Oui mais voilà, la définition du mariage a évolué. De nos jours, l'amour dans le mariage est mis en avant. On se marrie de moins en moins par devoir. Rappelons qu'il n'y a pas si longtemps, les époux et épouses étaient choisis par les parents, et un garçon mettant, accidentellement ou non, une fille enceinte était tenu de l'épouser. Cela est aujourd'hui marginal. L'amour comme raison du mariage est communément admise, même chez les couples précédemment cités cherchant à fonder une famille. Cela tient à l'évolution progressive de la société. Le divorce a mis fin au mariage définitif, la contraception et l'avortement ont permis aux hommes comme aux femmes de gérer leur désir ou non d'enfant. Le résultat de ceci c'est une diversification du mariage. Aujourd'hui on peut se marier sans avoir d'enfant par la suite, on peut faire des enfants hors mariage, on peut se marier, divorcer, se remarier, et fonder plusieurs familles, on peut se marier pour institutionnaliser l'amour, ou bien même se marier uniquement pour les avantages que cela offre en terme de droits et de fiscalité. Les combinaisons sont multiples. On peut même ne pas vouloir se marier. C'était la tendance à la mode chez les jeunes dans les années 1970, où l'institution du mariage était en partie rejetée, au nom de la liberté. A ce titre, il est intéressant de noter ce basculement en quelques dizaines d'année puisqu'en 2013 tout le monde semble revendiquer le droit au mariage, ou en tout cas à son mariage.
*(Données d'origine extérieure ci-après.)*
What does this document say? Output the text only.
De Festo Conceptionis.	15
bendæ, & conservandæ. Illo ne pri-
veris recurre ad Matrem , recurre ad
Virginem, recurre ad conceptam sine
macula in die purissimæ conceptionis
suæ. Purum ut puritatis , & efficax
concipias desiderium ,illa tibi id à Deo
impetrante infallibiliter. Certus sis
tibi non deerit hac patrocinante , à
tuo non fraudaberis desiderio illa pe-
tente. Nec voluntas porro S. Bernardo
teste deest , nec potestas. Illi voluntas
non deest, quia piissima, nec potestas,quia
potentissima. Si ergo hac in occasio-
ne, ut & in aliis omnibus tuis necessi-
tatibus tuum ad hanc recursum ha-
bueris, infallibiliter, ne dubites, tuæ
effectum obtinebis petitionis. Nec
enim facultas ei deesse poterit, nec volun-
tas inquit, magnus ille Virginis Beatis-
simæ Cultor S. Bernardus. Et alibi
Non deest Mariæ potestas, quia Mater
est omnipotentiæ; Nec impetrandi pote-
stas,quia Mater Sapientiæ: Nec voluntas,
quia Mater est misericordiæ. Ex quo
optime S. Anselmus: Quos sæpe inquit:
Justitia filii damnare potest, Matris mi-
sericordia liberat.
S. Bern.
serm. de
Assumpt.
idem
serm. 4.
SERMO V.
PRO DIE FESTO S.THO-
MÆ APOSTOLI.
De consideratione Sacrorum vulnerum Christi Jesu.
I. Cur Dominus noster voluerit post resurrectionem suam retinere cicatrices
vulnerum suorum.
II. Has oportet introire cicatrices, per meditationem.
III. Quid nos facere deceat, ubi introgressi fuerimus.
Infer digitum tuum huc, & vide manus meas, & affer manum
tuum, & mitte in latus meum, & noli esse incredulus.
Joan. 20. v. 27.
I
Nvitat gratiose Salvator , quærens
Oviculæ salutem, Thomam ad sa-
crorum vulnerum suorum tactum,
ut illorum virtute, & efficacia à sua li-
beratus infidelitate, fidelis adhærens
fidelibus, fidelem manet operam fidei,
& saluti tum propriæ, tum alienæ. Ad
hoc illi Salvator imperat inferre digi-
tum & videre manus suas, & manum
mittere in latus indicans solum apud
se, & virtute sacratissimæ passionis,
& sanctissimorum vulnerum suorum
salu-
Ainsi, du côté des partisans du mariage pour tous, c'est l'amour qui prime, ainsi que le droit pour deux hommes ou deux femmes d'être en couple et de fonder une famille. Là aussi l'évolution de la société a bien aidé. La frontière entre masculinité et féminité, ou plutôt entre paternité et maternité est beaucoup moins tranchée. Certaines pancartes vues dans les manifestations du 13 janvier 2013 à Paris résument bien les  positions traditionnelles de l'homme et de la femme dans le couple, un peu clichées, qui tendent à disparaître si ce n'est pas déjà fait. On a pu lire par exemple "une mère pour la tendresse, un père pour la discipline". L'image du père autoritaire, chef de famille, et de la mère tendre et délicate, ne recouvre plus guère une vérité générale. On peut être un homme sans être autoritaire, on peut être un homme et être une fée du logis, comme on peut être une femme sans être particulièrement tendre ou habile dans les tâches ménagères. Les combats féministes n'ont à ce titre jamais cessé de réclamer la fin des discriminations et l'égalité homme/femme. Le clivage se situe là, entre ceux qui pensent que les rôles de l'homme et de la femme dans le couple ne sont pas interchangeables, et ceux qui pensent au contraire qu'un homme peut très bien assurer le rôle traditionnellement dévolu à une mère et vice versa. Entre égalité et complémentarité. Simple arithmétique : si la femme est l'égale de l'homme, alors la réciproque est vraie et l'un peut bien se substituer à l'autre, par exemple dans la famille. Ou alors on déclare la femme complémentaire de l'homme et l'on voit bien les réactions qu'il y a eu en Tunisie en août 2012 lorsque la nouvelle constitution prévoyait d'employer cette expression...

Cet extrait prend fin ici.